Présentée jeudi à Interlaken (BE) lors du congrès annuel du Groupe suisse de criminologie, l'étude vient contredire certains a priori. Elle démontre notamment que le taux de libération conditionnelle pour les détenus qui font l'objet de mesures d'internement - soit ceux jugés dangereux avec un risque de récidive - est extrêmement bas, indiquent les deux auteurs du rapport.

Tout comme le taux pour les détenus qui font l'objet de mesures institutionnelles selon l'article 59 du code pénal, c'est-à-dire ceux présentant des troubles psychotiques ou des troubles de la personnalité. Seuls 10% se voient octroyés la libération conditionnelle chaque année.

En comparaison, les détenus condamnés à des peines privatives de liberté obtiennent la libération conditionnelle dans 70% des cas par année.

>> Lire : La libération conditionnelle, une faveur plus rare pour les détenus romands

De nouvelles exigences pour les établissements

Ces chiffres soulèvent un certain nombre de questions. "On se rend compte qu'une grande majorité des personnes en exécution de l'internement vont probablement rester à vie en détention", explique dans le 19h30 Thomas Freytag, co-auteur de l'étude et chef de l'Office de l'exécution judiciaire du canton de Berne. "Pour les établissements, cela pose de nouvelles exigences."

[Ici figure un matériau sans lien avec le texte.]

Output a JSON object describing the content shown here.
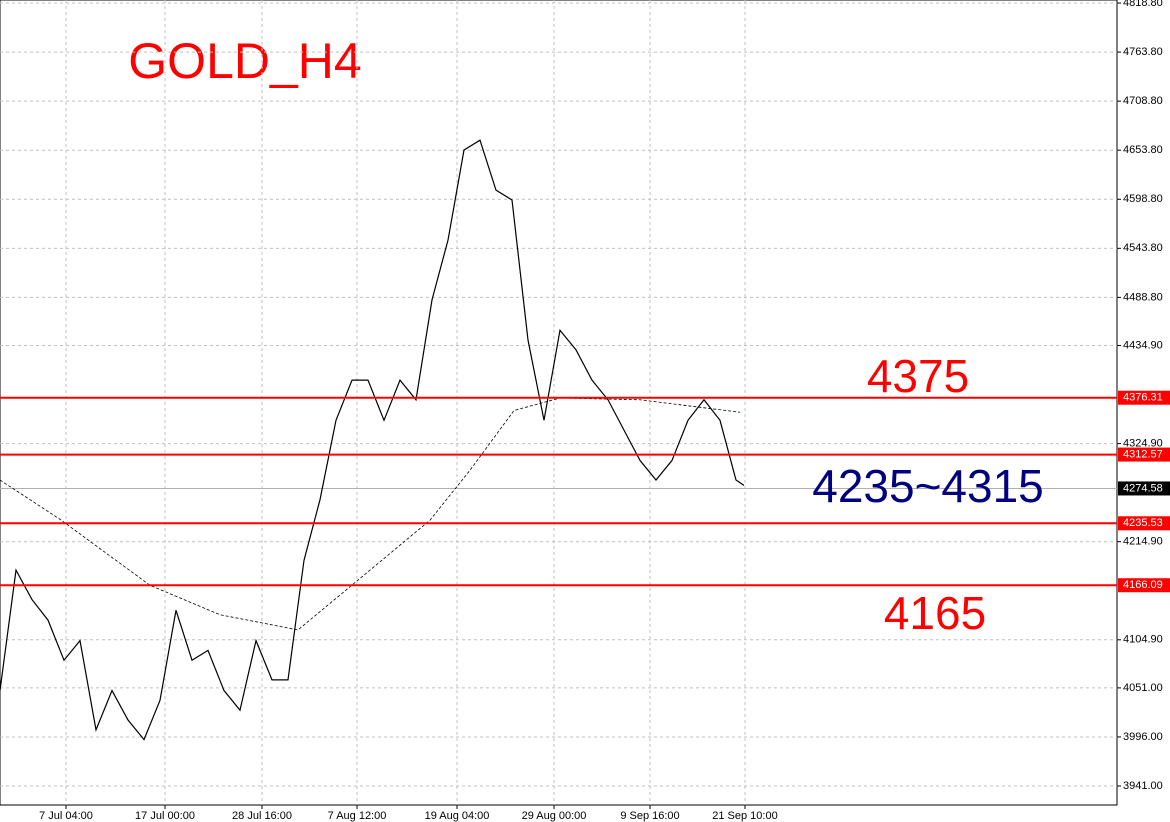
{
  "chart_data": {
    "type": "line",
    "title": "GOLD_H4",
    "annotations": [
      {
        "text": "4375",
        "color": "#ff0000"
      },
      {
        "text": "4235~4315",
        "color": "#000080"
      },
      {
        "text": "4165",
        "color": "#ff0000"
      }
    ],
    "x": [
      0,
      8,
      16,
      24,
      32,
      40,
      48,
      56,
      64,
      72,
      80,
      88,
      96,
      104,
      112,
      120,
      128,
      136,
      144,
      152,
      160,
      168,
      176,
      184,
      192,
      200,
      208,
      216,
      224,
      232,
      240,
      248,
      256,
      264,
      272,
      280,
      288,
      296,
      304,
      312,
      320,
      328,
      336,
      344,
      352,
      360,
      368,
      372
    ],
    "series": [
      {
        "color": "#000000",
        "dashed": false,
        "values": [
          4048,
          4183,
          4150,
          4127,
          4082,
          4104,
          4004,
          4048,
          4015,
          3993,
          4037,
          4138,
          4082,
          4093,
          4048,
          4026,
          4104,
          4060,
          4060,
          4194,
          4262,
          4351,
          4396,
          4396,
          4351,
          4396,
          4374,
          4486,
          4553,
          4654,
          4665,
          4609,
          4598,
          4441,
          4351,
          4452,
          4430,
          4396,
          4374,
          4340,
          4306,
          4284,
          4306,
          4351,
          4374,
          4351,
          4284,
          4278
        ]
      },
      {
        "color": "#000000",
        "dashed": true,
        "x": [
          0,
          30,
          75,
          110,
          149,
          185,
          215,
          235,
          257,
          280,
          320,
          370
        ],
        "values": [
          4284,
          4240,
          4166,
          4133,
          4116,
          4183,
          4239,
          4295,
          4362,
          4376,
          4374,
          4360
        ]
      }
    ],
    "levels": [
      {
        "value": 4376.31,
        "color": "#ff0000"
      },
      {
        "value": 4312.57,
        "color": "#ff0000"
      },
      {
        "value": 4235.53,
        "color": "#ff0000"
      },
      {
        "value": 4166.09,
        "color": "#ff0000"
      }
    ],
    "last_price": 4274.58,
    "xlim": [
      0,
      558.5
    ],
    "xticks": [
      {
        "value": 33,
        "label": "7 Jul 04:00"
      },
      {
        "value": 82.5,
        "label": "17 Jul 00:00"
      },
      {
        "value": 131,
        "label": "28 Jul 16:00"
      },
      {
        "value": 178.5,
        "label": "7 Aug 12:00"
      },
      {
        "value": 228.5,
        "label": "19 Aug 04:00"
      },
      {
        "value": 277,
        "label": "29 Aug 00:00"
      },
      {
        "value": 325,
        "label": "9 Sep 16:00"
      },
      {
        "value": 372.5,
        "label": "21 Sep 10:00"
      }
    ],
    "ylim": [
      3919.7,
      4822.2
    ],
    "yticks": [
      {
        "value": 4818.8,
        "label": "4818.80"
      },
      {
        "value": 4763.8,
        "label": "4763.80"
      },
      {
        "value": 4708.8,
        "label": "4708.80"
      },
      {
        "value": 4653.8,
        "label": "4653.80"
      },
      {
        "value": 4598.8,
        "label": "4598.80"
      },
      {
        "value": 4543.8,
        "label": "4543.80"
      },
      {
        "value": 4488.8,
        "label": "4488.80"
      },
      {
        "value": 4434.9,
        "label": "4434.90"
      },
      {
        "value": 4324.9,
        "label": "4324.90"
      },
      {
        "value": 4214.9,
        "label": "4214.90"
      },
      {
        "value": 4104.9,
        "label": "4104.90"
      },
      {
        "value": 4051,
        "label": "4051.00"
      },
      {
        "value": 3996,
        "label": "3996.00"
      },
      {
        "value": 3941,
        "label": "3941.00"
      }
    ],
    "grid": true
  }
}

En résumé, ces détenus qui ont besoin de traitements thérapeutiques restent longtemps en détention, voire ne sortent jamais, et sont ainsi de plus en plus nombreux si l'on prend en compte les nouvelles condamnations. Face à cette situation, les professionnels sont inquiets.

Selon un rapport du groupe technique "Monitorage des capacités de privation de liberté" publié l'été dernier, il manque en Suisse 280 places de clinique psychiatrique pour ces détenus qui souffrent de troubles psychotiques ou de la personnalité, dont 150 places en Suisse romande.

"Il y a de l'insatisfaction de tous les côtés", analyse Bruno Gravier, président de la Conférence des médecins pénitentiaires suisses. "D'abord, du côté des personnes qui font l'objet de ces mesures et qui disent qu'elles ne bénéficient pas des soins nécessaires à leur état. Du côté des autorités qui affirment qu'il n'y a pas assez de densité thérapeutique, donc on ne peut pas faire de pronostic fiable. Et enfin, du côté des équipes thérapeutiques, qui disent qu'elles n'ont pas les moyens de travailler."

De nouvelles places à Curabilis et à Cery

Seul projet concret pour le moment: le site de Cery, à Prilly (VD), qui prévoit 20 nouvelles places pour 2019. Pour les milieux politiques, c'est un début.

"Nous avons des perspectives de création d'espaces pour accueillir ce type de détenus, notamment avec les nouvelles places à Cery", confirme le Genevois Pierre Maudet, président de la Conférence latine des chefs de département de justice et police.

"Nous venons également de mettre sur le marché l'établissement de Curabilis, c'est relativement nouveau, mais il s'agit tout de même de plusieurs dizaines de places; il faut pouvoir absorber cette première mise en oeuvre", ajoute le conseiller d'Etat genevois.

Reste que l'étude publiée jeudi tire la sonnette d'alarme. Actuellement en Suisse, un millier de détenus font l'objet de mesures institutionnelles ou de mesures d'internement.